45. La Cour conclut, par conséquent, à la violation de l’article 6 § 1 de la Convention en raison de ce défaut de communication.
III. SUR L’APPLICATION DE L’ARTICLE 41 DE LA CONVENTION
46. Aux termes de l’article 41 de la Convention,
« Si la Cour déclare qu’il y a eu violation de la Convention ou de ses Protocoles, et si le droit interne de la Haute Partie contractante ne permet d’effacer qu’imparfaitement les conséquences de cette violation, la Cour accorde à la partie lésée, s’il y a lieu, une satisfaction équitable. »
A. Dommage
47. Le requérant réclame 50 000 EUR en raison du refus d’instruire sa plainte, 2 000 EUR au titre du préjudice subi par le refus de lui communiquer le rapport du conseiller-rapporteur ainsi que les conclusions de l’avocat général et 1 000 EUR en raison du refus de l’admettre à l’audience devant la chambre de l’instruction.
48. Le Gouvernement estime que les sommes réclamées sont manifestement excessives et sans lien avec les violations alléguées.
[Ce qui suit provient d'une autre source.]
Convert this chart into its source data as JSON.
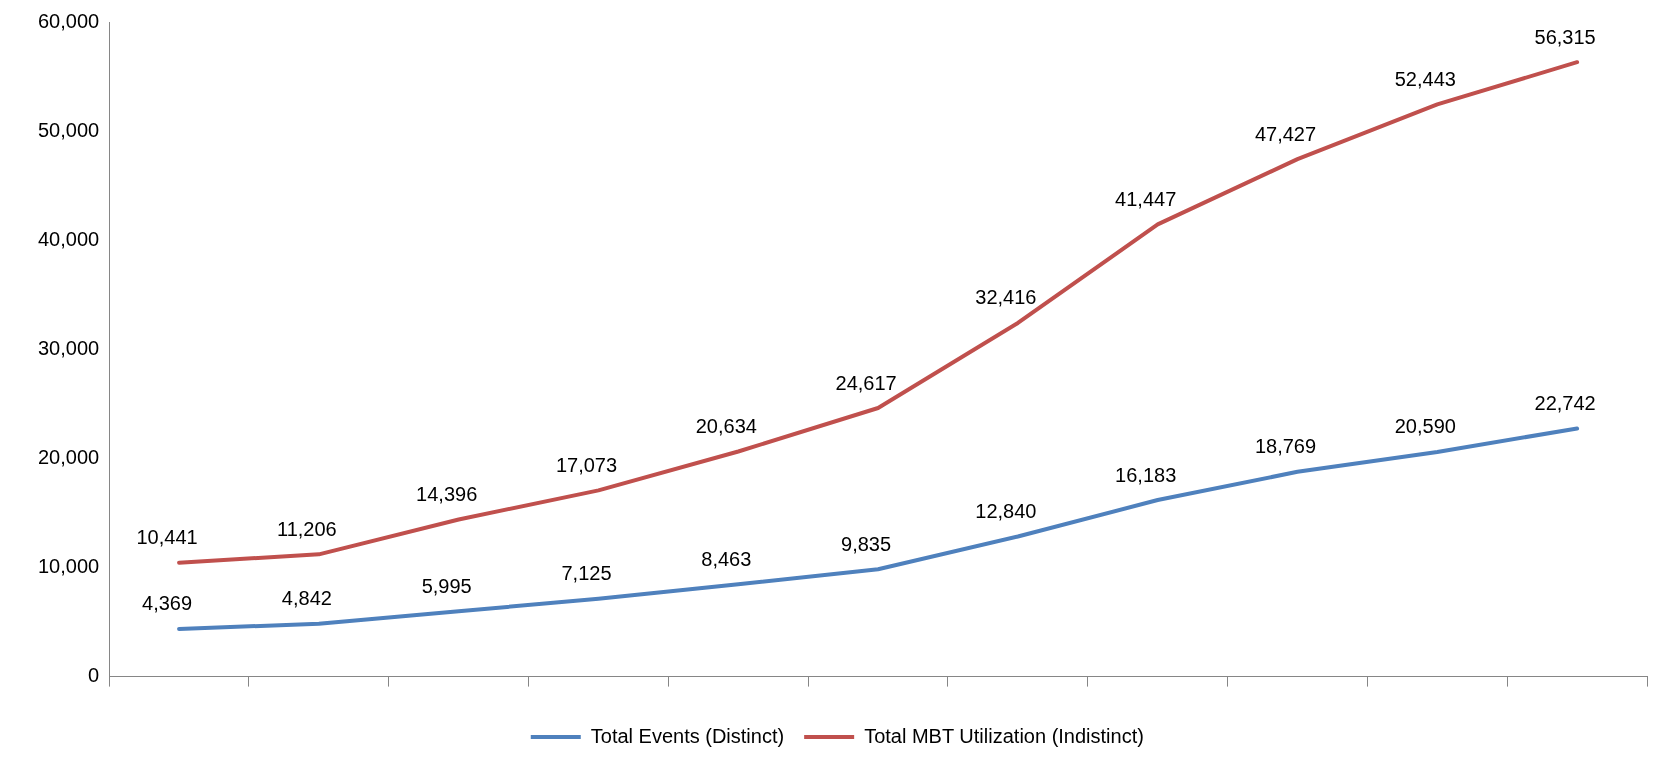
{
  "chart_data": {
    "type": "line",
    "categories": [
      null,
      null,
      null,
      null,
      null,
      null,
      null,
      null,
      null,
      null,
      null
    ],
    "series": [
      {
        "name": "Total Events (Distinct)",
        "color": "#4f81bd",
        "values": [
          4369,
          4842,
          5995,
          7125,
          8463,
          9835,
          12840,
          16183,
          18769,
          20590,
          22742
        ],
        "value_labels": [
          "4,369",
          "4,842",
          "5,995",
          "7,125",
          "8,463",
          "9,835",
          "12,840",
          "16,183",
          "18,769",
          "20,590",
          "22,742"
        ]
      },
      {
        "name": "Total MBT Utilization (Indistinct)",
        "color": "#c0504d",
        "values": [
          10441,
          11206,
          14396,
          17073,
          20634,
          24617,
          32416,
          41447,
          47427,
          52443,
          56315
        ],
        "value_labels": [
          "10,441",
          "11,206",
          "14,396",
          "17,073",
          "20,634",
          "24,617",
          "32,416",
          "41,447",
          "47,427",
          "52,443",
          "56,315"
        ]
      }
    ],
    "ylim": [
      0,
      60000
    ],
    "yticks": [
      {
        "value": 0,
        "label": "0"
      },
      {
        "value": 10000,
        "label": "10,000"
      },
      {
        "value": 20000,
        "label": "20,000"
      },
      {
        "value": 30000,
        "label": "30,000"
      },
      {
        "value": 40000,
        "label": "40,000"
      },
      {
        "value": 50000,
        "label": "50,000"
      },
      {
        "value": 60000,
        "label": "60,000"
      }
    ],
    "legend": "bottom",
    "marker": "none",
    "line_style": "solid"
  }
}
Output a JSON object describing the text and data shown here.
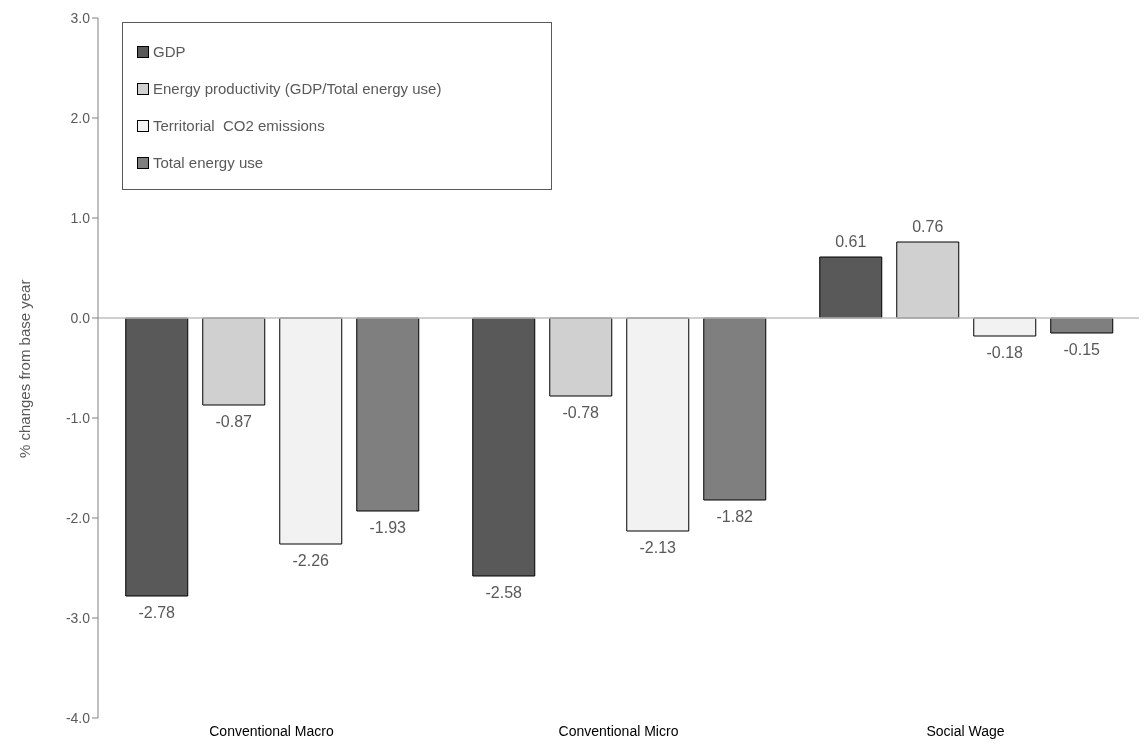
{
  "chart_data": {
    "type": "bar",
    "ylabel": "% changes from base year",
    "categories": [
      "Conventional Macro",
      "Conventional Micro",
      "Social Wage"
    ],
    "series": [
      {
        "name": "GDP",
        "color": "#595959",
        "values": [
          -2.78,
          -2.58,
          0.61
        ]
      },
      {
        "name": "Energy productivity (GDP/Total energy use)",
        "color": "#d0d0d0",
        "values": [
          -0.87,
          -0.78,
          0.76
        ]
      },
      {
        "name": "Territorial  CO2 emissions",
        "color": "#f2f2f2",
        "values": [
          -2.26,
          -2.13,
          -0.18
        ]
      },
      {
        "name": "Total energy use",
        "color": "#7f7f7f",
        "values": [
          -1.93,
          -1.82,
          -0.15
        ]
      }
    ],
    "ylim": [
      -4,
      3
    ],
    "yticks": [
      {
        "value": -4,
        "label": "-4.0"
      },
      {
        "value": -3,
        "label": "-3.0"
      },
      {
        "value": -2,
        "label": "-2.0"
      },
      {
        "value": -1,
        "label": "-1.0"
      },
      {
        "value": 0,
        "label": "0.0"
      },
      {
        "value": 1,
        "label": "1.0"
      },
      {
        "value": 2,
        "label": "2.0"
      },
      {
        "value": 3,
        "label": "3.0"
      }
    ],
    "ref_lines": [
      {
        "axis": "y",
        "value": 0,
        "color": "#bfbfbf"
      }
    ],
    "grid": false,
    "legend": "top left",
    "data_labels": true
  }
}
49. La Cour estime que le préjudice causé par la non-communication du rapport du conseiller-rapporteur est suffisamment réparé par le constat de violation de la Convention auquel elle parvient (Bertin, précité, § 34 et Reinhardt et Slimane-Kaïd, précité, § 112 in fine).
B. Frais et dépens
50. Le requérant demande 5 993,15 EUR pour les frais et dépens encourus devant les juridictions internes, 160 EUR pour les frais exposés pour sa participation à l’audience éventuelle devant la Cour et 7,75 EUR pour les frais exposés au titre de la rédaction de son mémoire devant la Cour. Il produit des justificatifs pour les frais et dépens devant les juridictions internes, notamment deux notes d’honoraires de son avocat, de 5 980 EUR chacune, correspondant à la procédure de divorce entre lui et sa femme et à la plainte avec constitution de partie civile. Ces factures sont accompagnées d’une attestation de l’avocat précisant que les frais exposés par le requérant pour la plainte avec constitution de partie civile s’élèvent à 5 980 EUR.
51. Le Gouvernement estime ce montant excessif et propose de lui allouer une somme qui ne saurait excéder 167,75 EUR.
52. La Cour estime qu’il n’y a pas lieu de rembourser les frais déboursés par le requérant devant les juridictions internes, ceux-ci n’ayant pas été exposés pour remédier aux violations alléguées. Elle relève par ailleurs que la présente affaire n’a pas donné lieu à une audience et que le requérant n’apporte aucun justificatif des sommes réclamées au titre de la rédaction de ses observations.
PAR CES MOTIFS, LA COUR, À L’UNANIMITÉ,
1. Dit que l’article 6 est applicable en l’espèce et rejette l’objection d’irrecevabilité du Gouvernement à cet égard ;
2. Déclare la requête recevable pour autant qu’elle concerne le grief tiré de l’article 6 § 1 en raison de la non-communication du rapport du conseiller-rapporteur et irrecevable pour le surplus ;
3. Dit qu’il y a eu violation de l’article 6 § 1 de la Convention en raison de l’absence de communication au requérant du rapport du conseiller-rapporteur devant la Cour de cassation ;
4. Dit que le constat de violation fournit en soi une satisfaction équitable suffisante pour le dommage moral subi par le requérant ;
5. Rejette la demande de satisfaction équitable.
Fait en français, puis communiqué par écrit le 11 juin 2009, en application de l’article 77 §§ 2 et 3 du règlement.